Relating one data structure to 0..n of another is the cornerstone of relational database design.

One to many

One news feed may contain many articles

By using an intermediary table, a "Many to Many" relationship can be modeled. If I wanted to create some categories for these articles, where:

  1. an article could belong to many categories
  2. a category could contain many articles

I would use a many-to-many relationship.


Categories have many articles, articles may have many categories

It is sometimes useful to attach metadata to the relationship between objects. Say I wanted to implement a white-listing feature, wherein articles would only get added to categories if they matched a list of keywords assigned to that category. This is a good time to use a many-to-many through relationship. The idea here is that we are describing the intersection of two objects:

ManyToMany Through

The intersection of feeds and categories contains an extra piece of data: which filter to apply to that feed before inserting articles into the category

Django Implementation

This is essentially the database schema for a project I started this afternoon - Django News. Having written an RSS aggregator in PHP already, it was mostly an issue of figuring out how to implement the same features in Python. I also wanted to add a couple extra features, like infinite-depth categories, a black-list of keywords assignable to feed/categories, and white/black-listing of HTML. Some feeds play nice, containing only links and paragraph tags, while some contain script, embed, img and other tags that you really don't want on your site - so blocking certain HTML elements can be very useful.
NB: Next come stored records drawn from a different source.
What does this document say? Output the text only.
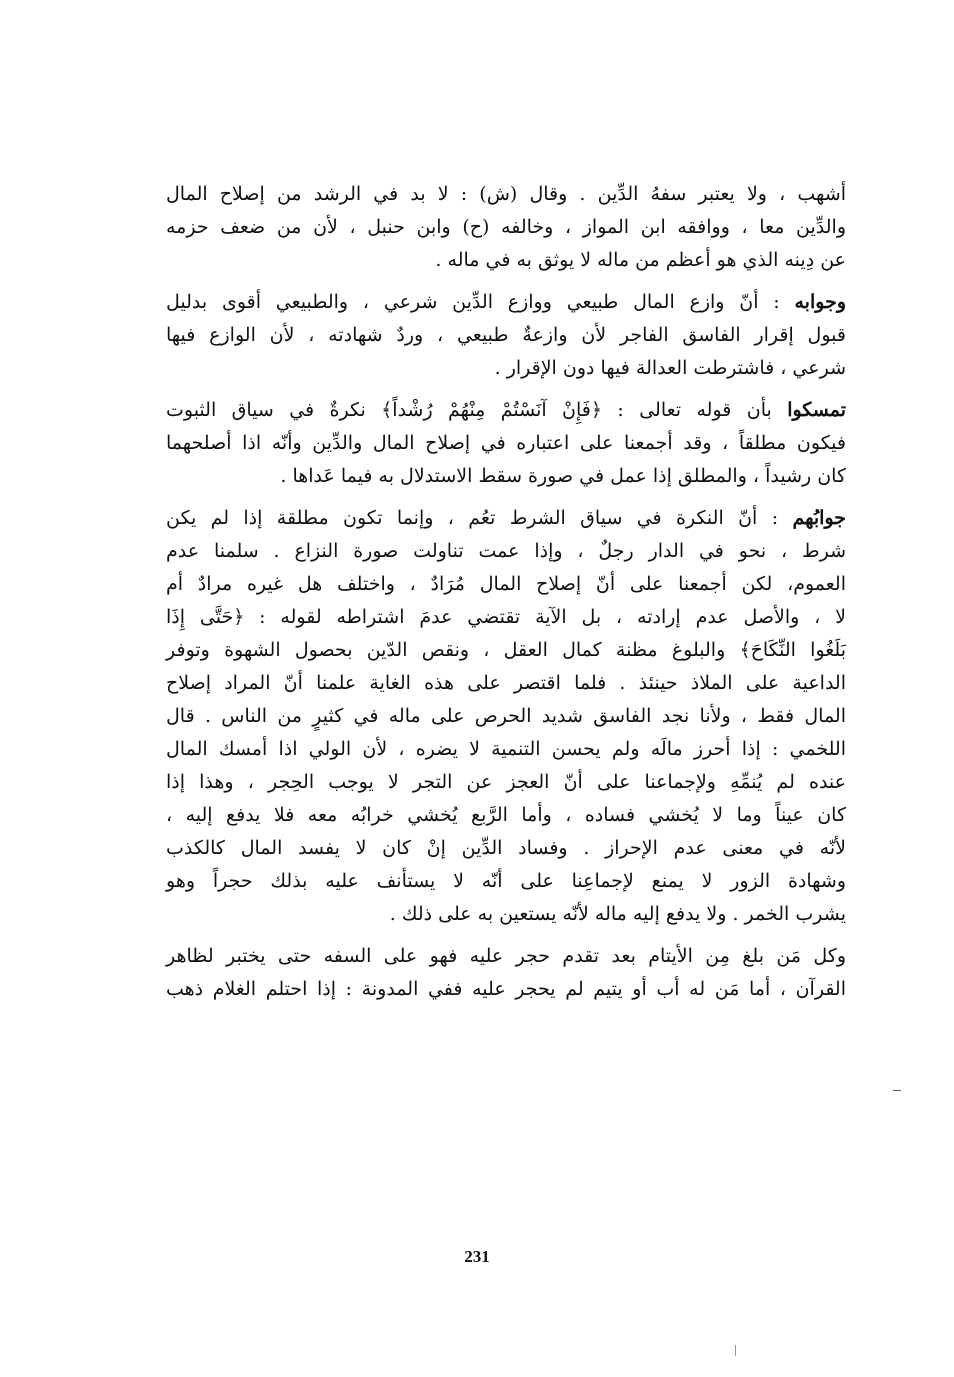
أشهب ، ولا يعتبر سفهُ الدِّين . وقال (ش) : لا بد في الرشد من إصلاح المال
والدِّين معا ، ووافقه ابن المواز ، وخالفه (ح) وابن حنبل ، لأن من ضعف حزمه
عن دِينه الذي هو أعظم من ماله لا يوثق به في ماله .

وجوابه : أنّ وازع المال طبيعي ووازع الدِّين شرعي ، والطبيعي أقوى بدليل
قبول إقرار الفاسق الفاجر لأن وازعةٌ طبيعي ، وردٌ شهادته ، لأن الوازع فيها
شرعي ، فاشترطت العدالة فيها دون الإقرار .

تمسكوا بأن قوله تعالى : ﴿فَإِنْ آنَسْتُمْ مِنْهُمْ رُشْداً﴾ نكرةٌ في سياق الثبوت
فيكون مطلقاً ، وقد أجمعنا على اعتباره في إصلاح المال والدِّين وأنّه اذا أصلحهما
كان رشيداً ، والمطلق إذا عمل في صورة سقط الاستدلال به فيما عَداها .

جوابُهم : أنّ النكرة في سياق الشرط تعُم ، وإنما تكون مطلقة إذا لم يكن
شرط ، نحو في الدار رجلٌ ، وإذا عمت تناولت صورة النزاع . سلمنا عدم
العموم، لكن أجمعنا على أنّ إصلاح المال مُرَادٌ ، واختلف هل غيره مرادٌ أم
لا ، والأصل عدم إرادته ، بل الآية تقتضي عدمَ اشتراطه لقوله : ﴿حَتَّى إِذَا
بَلَغُوا النِّكَاحَ﴾ والبلوغ مظنة كمال العقل ، ونقص الدّين بحصول الشهوة وتوفر
الداعية على الملاذ حينئذ . فلما اقتصر على هذه الغاية علمنا أنّ المراد إصلاح
المال فقط ، ولأنا نجد الفاسق شديد الحرص على ماله في كثيرٍ من الناس . قال
اللخمي : إذا أحرز مالَه ولم يحسن التنمية لا يضره ، لأن الولي اذا أمسك المال
عنده لم يُنمِّهِ ولإجماعنا على أنّ العجز عن التجر لا يوجب الحِجر ، وهذا إذا
كان عيناً وما لا يُخشي فساده ، وأما الرَّبع يُخشي خرابُه معه فلا يدفع إليه ،
لأنّه في معنى عدم الإحراز . وفساد الدِّين إنْ كان لا يفسد المال كالكذب
وشهادة الزور لا يمنع لإجماعِنا على أنّه لا يستأنف عليه بذلك حجراً وهو
يشرب الخمر . ولا يدفع إليه ماله لأنّه يستعين به على ذلك .

وكل مَن بلغ مِن الأيتام بعد تقدم حجر عليه فهو على السفه حتى يختبر لظاهر
القرآن ، أما مَن له أب أو يتيم لم يحجر عليه ففي المدونة : إذا احتلم الغلام ذهب

231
The biggest stumbling block I anticipated was implementing the Many-to-many through relationship of feeds, categories, and keyword filters. Django, however, comes to the rescue with a great implementation:

class Feed(models.Model):
    name = models.CharField(max_length=255)
    url = models.URLField()
    categories = models.ManyToManyField(Category, through='FeedCategoryRelationship')
    source = models.ForeignKey(Source)
    last_download = models.DateField(auto_now=True)
    new_articles_added = models.PositiveSmallIntegerField(default=0, editable=False)
    active = models.BooleanField(default=True)

class FeedCategoryRelationship(models.Model):
    feed = models.ForeignKey(Feed)
    category = models.ForeignKey(Category)
    white_list = models.ManyToManyField(WhiteListFilter, blank=True)

Accessing related data is a snap:

def perform_download(self):
    """Download articles associated with this feed"""
    for category in self.categories.all():
        relationship_queryset = FeedCategoryRelationship.objects.filter(feed=self, category=category)

        for relationship in relationship_queryset.all():
            whitelist = []
            for white_list in relationship.white_list.all():
                whitelist += white_list.keywords.split(',')

Admin Interface

ManyToMany Through Admin

By default, the FeedCategoryRelationship is not exposed in either the Category or the Feed admin, so we add it using an inline:

class FeedCategoryRelationshipInline(admin.TabularInline):
    model = FeedCategoryRelationship
    extra = 1

class FeedAdmin(admin.ModelAdmin):
    inlines = (FeedCategoryRelationshipInline,)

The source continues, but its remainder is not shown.